Cas clinique d’une prise en charge de strabisme divergent intermittent chez l’enfant (rétrospective sur 7 ans)

Publié le 19 Jun 2024 à 13:27
Article paru dans la revue « FFEO / La revue ORTHO NEWS » / FFEO OrthoNews N°3
#Orthoptiste


Enfant de 5 mois adressé par son pédiatre pour un avis sur une exophorie tropie.
Né à 38SA avec un poids de naissance de 2,85kgs, bon déroulement de la grossesse, accouchement sans problématique particulière.
Il présente une plagiocéphalie, aucun cas de strabisme n’est rapporté dans la famille, sa mère est myope + astigmate et son père est myope.

Résumé des différentes consultations 

  • Lors du premier bilan à 5 mois, une XXt OD fixateur est bien observée, il n’y a pas de limitation oculomotrice, les milieux sont clairs, et le pôle postérieur est normal à droite comme à gauche (fond d’œil dilaté). Une examen sous atropine est donc programmé étant donné l’âge du patient.
  • Revient à 8 mois pour le contrôle sous atropine. Ce dernier n’a pas pu être réalisé car mauvaise tolérance du collyre, un examen sous skiacol est donc programmé à ses 12 mois.
  • L’examen sous skiacol est réalisé à 14 mois, l’XXt est toujours observée de manière intermittente en consultation. Au Rétinomax nous obtenons  : +0.25 (-1.25) 19° / +0.25 (-1) 2°. Il n’y a pas de prescription réalisée, un examen sous skiacol est programmé 6 mois plus tard.
  • Revient à 23 mois sous skiacol, l’XXt est observée de manière moins fréquente par les parents, aucune XXt n’est observée en consultation. Au Rétinomax nous obtenons  : +0.50 (-1.50) 25° / +0.75 (-1.75) 175°.
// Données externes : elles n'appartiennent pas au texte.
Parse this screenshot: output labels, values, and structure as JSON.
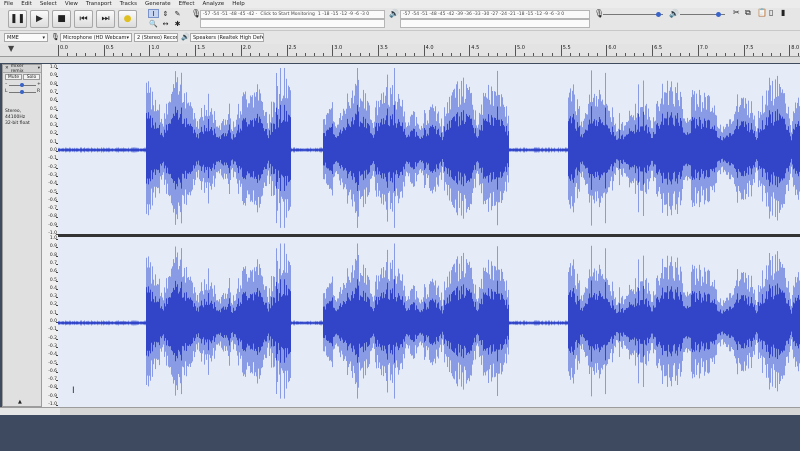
{
  "app": {
    "name": "Audacity"
  },
  "menu": [
    "File",
    "Edit",
    "Select",
    "View",
    "Transport",
    "Tracks",
    "Generate",
    "Effect",
    "Analyze",
    "Help"
  ],
  "transport": {
    "pause": "pause-icon",
    "play": "play-icon",
    "stop": "stop-icon",
    "skip_start": "skip-start-icon",
    "skip_end": "skip-end-icon",
    "record": "record-icon"
  },
  "meters": {
    "record_scale": "-57 -54 -51 -48 -45 -42 -",
    "record_prompt": "Click to Start Monitoring",
    "record_scale_tail": "1 -18 -15 -12  -9  -6  -3  0",
    "playback_scale": "-57 -54 -51 -48 -45 -42 -39 -36 -33 -30 -27 -24 -21 -18 -15 -12  -9  -6  -3  0"
  },
  "devices": {
    "host": "MME",
    "input": "Microphone (HD Webcam",
    "channels": "2 (Stereo) Recor",
    "output": "Speakers (Realtek High Def"
  },
  "ruler": {
    "labels": [
      "0.0",
      "0.5",
      "1.0",
      "1.5",
      "2.0",
      "2.5",
      "3.0",
      "3.5",
      "4.0",
      "4.5",
      "5.0",
      "5.5",
      "6.0",
      "6.5",
      "7.0",
      "7.5",
      "8.0"
    ]
  },
  "track": {
    "name": "mixer remix",
    "mute": "Mute",
    "solo": "Solo",
    "info_line1": "Stereo, 44100Hz",
    "info_line2": "32-bit float",
    "scale": [
      "1.0",
      "0.9",
      "0.8",
      "0.7",
      "0.6",
      "0.5",
      "0.4",
      "0.3",
      "0.2",
      "0.1",
      "0.0",
      "-0.1",
      "-0.2",
      "-0.3",
      "-0.4",
      "-0.5",
      "-0.6",
      "-0.7",
      "-0.8",
      "-0.9",
      "-1.0"
    ],
    "wave_color": "#3245c9",
    "wave_light": "#8a9be6",
    "bg_color": "#e5ecf8"
  }
}
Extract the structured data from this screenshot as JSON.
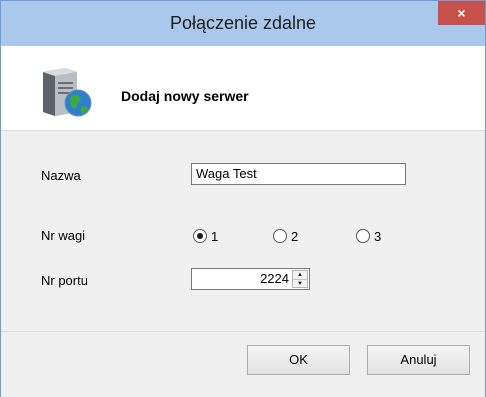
{
  "window": {
    "title": "Połączenie zdalne",
    "close_glyph": "×"
  },
  "header": {
    "text": "Dodaj nowy serwer",
    "icon": "server-globe-icon"
  },
  "form": {
    "name_label": "Nazwa",
    "name_value": "Waga Test",
    "scale_label": "Nr wagi",
    "scale_options": [
      "1",
      "2",
      "3"
    ],
    "scale_selected": "1",
    "port_label": "Nr portu",
    "port_value": "2224"
  },
  "buttons": {
    "ok": "OK",
    "cancel": "Anuluj"
  },
  "colors": {
    "titlebar": "#a9c8ec",
    "close": "#c7504a",
    "border": "#6b9fd3"
  }
}
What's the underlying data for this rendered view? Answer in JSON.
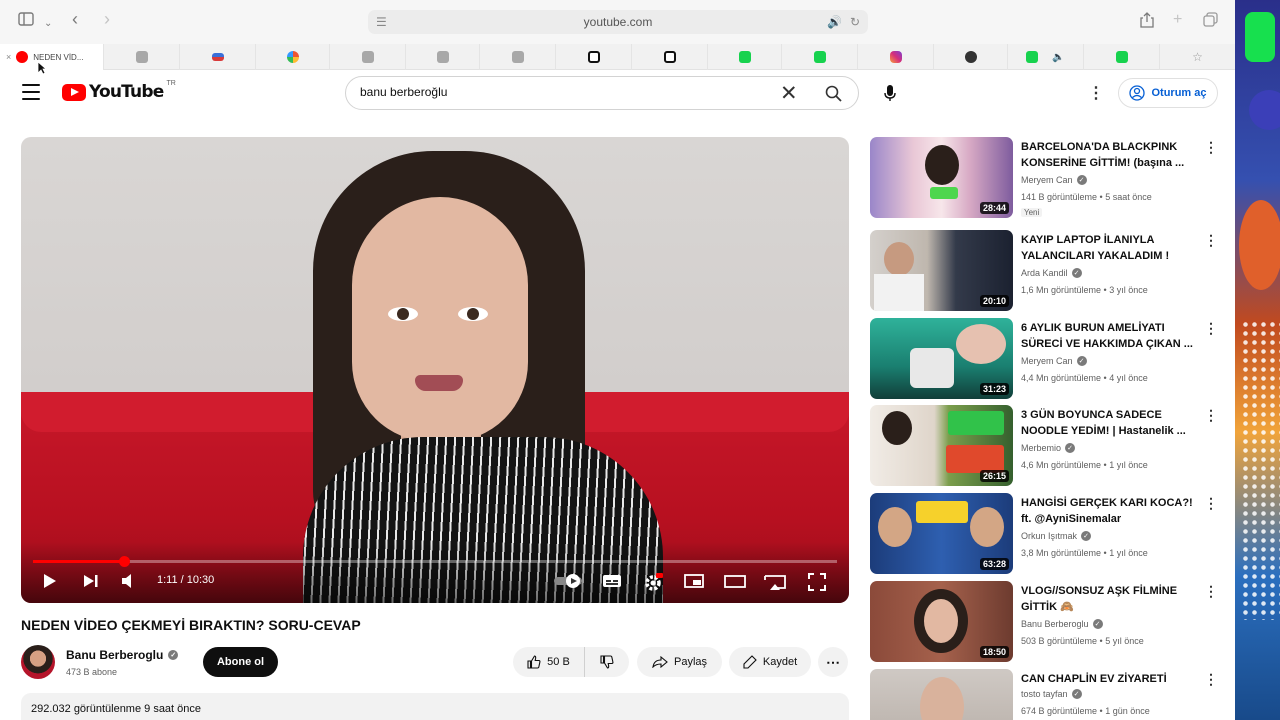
{
  "browser": {
    "address": "youtube.com",
    "active_tab_title": "NEDEN VİD..."
  },
  "youtube": {
    "logo_text": "YouTube",
    "region": "TR",
    "search_value": "banu berberoğlu",
    "signin_label": "Oturum aç"
  },
  "player": {
    "time": "1:11 / 10:30",
    "progress_fraction": 0.113
  },
  "video": {
    "title": "NEDEN VİDEO ÇEKMEYİ BIRAKTIN? SORU-CEVAP",
    "channel": "Banu Berberoglu",
    "subscribers": "473 B abone",
    "subscribe_label": "Abone ol",
    "likes": "50 B",
    "share_label": "Paylaş",
    "save_label": "Kaydet",
    "views_line": "292.032 görüntülenme  9 saat önce"
  },
  "recommendations": [
    {
      "title": "BARCELONA'DA BLACKPINK KONSERİNE GİTTİM! (başına ...",
      "channel": "Meryem Can",
      "meta": "141 B görüntüleme • 5 saat önce",
      "badge": "Yeni",
      "duration": "28:44"
    },
    {
      "title": "KAYIP LAPTOP İLANIYLA YALANCILARI YAKALADIM !",
      "channel": "Arda Kandil",
      "meta": "1,6 Mn görüntüleme • 3 yıl önce",
      "duration": "20:10"
    },
    {
      "title": "6 AYLIK BURUN AMELİYATI SÜRECİ VE HAKKIMDA ÇIKAN ...",
      "channel": "Meryem Can",
      "meta": "4,4 Mn görüntüleme • 4 yıl önce",
      "duration": "31:23"
    },
    {
      "title": "3 GÜN BOYUNCA SADECE NOODLE YEDİM! | Hastanelik ...",
      "channel": "Merbemio",
      "meta": "4,6 Mn görüntüleme • 1 yıl önce",
      "duration": "26:15"
    },
    {
      "title": "HANGİSİ GERÇEK KARI KOCA?! ft. @AyniSinemalar",
      "channel": "Orkun Işıtmak",
      "meta": "3,8 Mn görüntüleme • 1 yıl önce",
      "duration": "63:28"
    },
    {
      "title": "VLOG//SONSUZ AŞK FİLMİNE GİTTİK 🙈",
      "channel": "Banu Berberoglu",
      "meta": "503 B görüntüleme • 5 yıl önce",
      "duration": "18:50"
    },
    {
      "title": "CAN CHAPLİN EV ZİYARETİ",
      "channel": "tosto tayfan",
      "meta": "674 B görüntüleme • 1 gün önce",
      "duration": ""
    }
  ],
  "colors": {
    "brand_red": "#ff0000",
    "link_blue": "#065fd4"
  }
}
Étant donné l’amétropie, une première prescription est réalisée et un contrôle sous 4 mois est programmé.

  • Lors du contrôle à 2,2 ans, une première acuité visuelle est réalisée avec sa correction (OD 4/10 et OG 3/10), et une XXt OD fixateur est de nouveau observée en consultation. Une occlusion partielle de l’OD 1h/j est prescrite et un examen sous skiacol est programmé dans 4 mois.
  • Revient sous skiacol à 2,6 ans, une acuité visuelle est réalisée (8/10 OD et OG avec sa correction). L’XXt est moins observée par les parents, au RA nous obtenons  : +1.50 (-2) 20° / +1.25 (-2) 170°. La COT est remise à jour et un examen sans skiacol est organisé dans 4 mois.
  • Lors du bilan à 2,9 ans, une AV à 8/10 OD et OG est retrouvée avec la COT, les parents ont pris l’initiative de passer à une occlusion OD 4h/j. Une XXt est retrouvée, la motilité est normale, le PPC aussi, le Lang I est montré mais sans réponse. L’occlusion 1h par jour OD est poursuivie et un examen sans skiacol est de nouveau programmé dans 4 mois.
  • Revient à 3,1 ans, l’AV obtenue avec correction à 10/10 OD et OG. Une XXt est à nouveau observée et le Lang I est positif ce jour (3/3). Poursuite du même schéma d’occlusion et un examen sous skiacol est organisé dans 4/5 mois.
  • Lors du contrôle sous skiacol à 3,5 ans, au RA nous obtenons : +1.75 (-2) 20° / +1.5 (-1.75) 170°. L’acuité visuelle retrouvée est à 10/10 OD et 8/10 OG. L’occlusion est maintenue à 1h par jour OD et un contrôle est programmé sans skiacol dans 3 mois pour surveiller l’acuité de l’OG.
  • Revient donc à 3,8 ans sans skiacol, l’AV avec correction est retrouvée à 10/10 OD et OG. Une XXt est toujours observée, le Lang I est toujours positif.

À l’examen sous écran on obtient  : XXt30 / XX’t16, l’OD est fixateur quand tropique.

Une première déviométrie est réalisée  :

  XXt25-30  
Xt25 + HD8   Xt16
  Xt30  

À la manœuvre de Bielschowsky on obtient  :

Tête sur épaule droite  : XXt25 + HD8.
Tête sur épaule gauche  : XXt25 + HG2.

Un examen sous skiacol de nouveau programmé dans 6 mois et l’occlusion est stoppée.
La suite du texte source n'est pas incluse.